Professor Jules Pretty is joined in conversation by:
Professor Sean Nixon, from the Department of Sociology, writer of Passions for Birds: Science, Sentiment and Sport to be published by McGill-Queen's University Press. The book explores the shifting relations with wild birds within Britain and the wider Atlantic world from the first decades of the twentieth century to the late 1970s.
Dr James Canton, from the Department of Literature Film and Theatre Studies (LiFTS), His most recent book is The Oak Papers, a meditation on the human need for connection with nature which reflects on the relationship with an ancient oak tree.
James reflects on our relationship with nature.
Professor Jules Pretty has created the Louder than Words podcast to encourage difficult discussions, to offer a platform to people making a difference and to explain how you can take action on issues you care about.
This is the first podcast from the Centre for Public and Policy Engagement and was originally developed with CommsConsult. The latest series is being produced by Ali Walker from the University's Media Centre team.
The Louder Than Words Podcast shows how research delivers solutions to global problems, how we can improve people’s lives and how we can inspire people to take action now.
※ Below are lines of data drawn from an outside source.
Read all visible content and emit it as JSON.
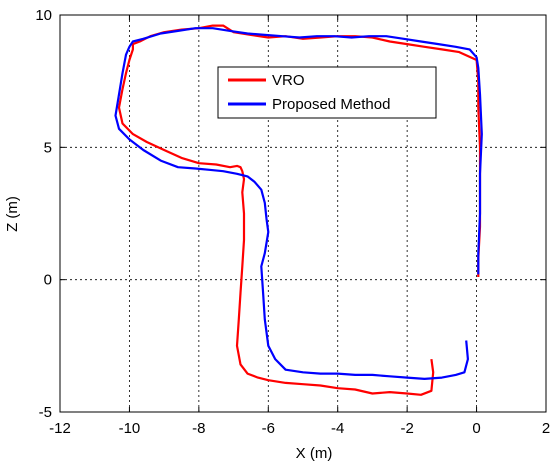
{
  "chart_data": {
    "type": "line",
    "xlabel": "X (m)",
    "ylabel": "Z (m)",
    "xlim": [
      -12,
      2
    ],
    "ylim": [
      -5,
      10
    ],
    "xticks": [
      -12,
      -10,
      -8,
      -6,
      -4,
      -2,
      0,
      2
    ],
    "yticks": [
      -5,
      0,
      5,
      10
    ],
    "xtick_labels": [
      "-12",
      "-10",
      "-8",
      "-6",
      "-4",
      "-2",
      "0",
      "2"
    ],
    "ytick_labels": [
      "-5",
      "0",
      "5",
      "10"
    ],
    "grid": true,
    "legend_position": "top-center",
    "series": [
      {
        "name": "VRO",
        "color": "#ff0000",
        "x": [
          -1.3,
          -1.25,
          -1.3,
          -1.6,
          -2.0,
          -2.5,
          -3.0,
          -3.5,
          -4.0,
          -4.5,
          -5.0,
          -5.5,
          -6.0,
          -6.3,
          -6.6,
          -6.8,
          -6.9,
          -6.85,
          -6.8,
          -6.75,
          -6.7,
          -6.7,
          -6.75,
          -6.7,
          -6.75,
          -6.8,
          -6.9,
          -7.1,
          -7.5,
          -8.0,
          -8.5,
          -9.0,
          -9.5,
          -9.9,
          -10.2,
          -10.3,
          -10.2,
          -10.1,
          -10.0,
          -9.9,
          -9.9,
          -9.7,
          -9.4,
          -9.0,
          -8.5,
          -8.0,
          -7.6,
          -7.3,
          -7.0,
          -6.5,
          -6.0,
          -5.5,
          -5.0,
          -4.5,
          -4.0,
          -3.5,
          -3.0,
          -2.5,
          -2.0,
          -1.5,
          -1.0,
          -0.5,
          0.0,
          0.05,
          0.05,
          0.1,
          0.1,
          0.1,
          0.05,
          0.05
        ],
        "y": [
          -3.0,
          -3.5,
          -4.2,
          -4.35,
          -4.3,
          -4.25,
          -4.3,
          -4.15,
          -4.1,
          -4.0,
          -3.95,
          -3.9,
          -3.8,
          -3.7,
          -3.55,
          -3.2,
          -2.5,
          -1.5,
          -0.5,
          0.5,
          1.5,
          2.5,
          3.3,
          3.8,
          4.1,
          4.25,
          4.3,
          4.25,
          4.35,
          4.4,
          4.6,
          4.9,
          5.2,
          5.5,
          5.9,
          6.5,
          7.2,
          7.8,
          8.3,
          8.7,
          8.9,
          9.0,
          9.2,
          9.35,
          9.45,
          9.5,
          9.6,
          9.6,
          9.35,
          9.25,
          9.15,
          9.2,
          9.1,
          9.15,
          9.2,
          9.2,
          9.15,
          9.0,
          8.9,
          8.8,
          8.7,
          8.6,
          8.3,
          7.5,
          6.5,
          5.0,
          3.5,
          2.0,
          0.8,
          0.1
        ]
      },
      {
        "name": "Proposed Method",
        "color": "#0000ff",
        "x": [
          -0.3,
          -0.25,
          -0.35,
          -0.6,
          -1.0,
          -1.5,
          -2.0,
          -2.5,
          -3.0,
          -3.5,
          -4.0,
          -4.5,
          -5.0,
          -5.5,
          -5.8,
          -6.0,
          -6.1,
          -6.15,
          -6.2,
          -6.1,
          -6.0,
          -6.05,
          -6.1,
          -6.2,
          -6.4,
          -6.6,
          -6.9,
          -7.3,
          -7.7,
          -8.1,
          -8.6,
          -9.1,
          -9.6,
          -10.0,
          -10.3,
          -10.4,
          -10.3,
          -10.2,
          -10.1,
          -10.0,
          -9.9,
          -9.6,
          -9.1,
          -8.6,
          -8.1,
          -7.6,
          -7.1,
          -6.6,
          -6.1,
          -5.6,
          -5.1,
          -4.6,
          -4.1,
          -3.6,
          -3.1,
          -2.6,
          -2.1,
          -1.6,
          -1.1,
          -0.6,
          -0.2,
          0.0,
          0.05,
          0.1,
          0.15,
          0.1,
          0.1,
          0.05,
          0.05
        ],
        "y": [
          -2.3,
          -3.0,
          -3.5,
          -3.6,
          -3.7,
          -3.75,
          -3.7,
          -3.65,
          -3.6,
          -3.6,
          -3.55,
          -3.55,
          -3.5,
          -3.4,
          -3.0,
          -2.5,
          -1.5,
          -0.5,
          0.5,
          1.0,
          1.8,
          2.3,
          2.9,
          3.4,
          3.7,
          3.9,
          4.0,
          4.1,
          4.15,
          4.2,
          4.25,
          4.5,
          4.9,
          5.3,
          5.7,
          6.2,
          7.0,
          7.8,
          8.5,
          8.8,
          9.0,
          9.1,
          9.3,
          9.4,
          9.5,
          9.5,
          9.4,
          9.3,
          9.25,
          9.2,
          9.15,
          9.2,
          9.2,
          9.15,
          9.2,
          9.2,
          9.1,
          9.0,
          8.9,
          8.8,
          8.7,
          8.4,
          8.0,
          7.0,
          5.5,
          4.0,
          2.5,
          1.0,
          0.2
        ]
      }
    ]
  }
}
Each episode of Louder Than Words will look at a key global issue or research challenge and give you a chance to hear from leading researchers, policy makers, thinkers and campaigners plus those directly affected by the issue.
The third series is looking at the web of life, saving the seas, the baby lab, patient involvement and improves lives, indigenous voices, our bodies and images, immersion in theatre and Black History.
The first season looked at climate change, migration, mental health, inequality and nature as therapy. The second season looked at the Warner Textile Archive, telecommunications pioneer Marconi, disasters and how we prepare for them, our planet and crop production and surveillance technology. Join us and subscribe to upcoming podcasts.
Department of Sociology, University of Essex
Sean is currently working on a new monograph Passions for Birds: Science, Sentiment and Sport to be published by McGill-Queen's University Press. It is an interdisciplinary study drawing upon environmental and cultural history, animal geography and sociology. It explores the shifting relations with wild birds within Britain and the wider Atlantic world from the first decades of the twentieth century to the late 1970s. It seeks to bring together the practices of bird conservation and bird-centred field sports to explore the interplay of different passions for birds and competing configuration of human/avian relations.
His previous research has focused on the history of advertising and commercial culture.
Department of Literature Film and Theatre Studies (LiFTS), University of Essex
James Canton is a writer and lecturer who has written widely in creative non-fiction forms and taught on the MA in Wild Writing at the University of Essex since its inception in 2009, exploring the fascinating ties between the literature and landscape of East Anglia.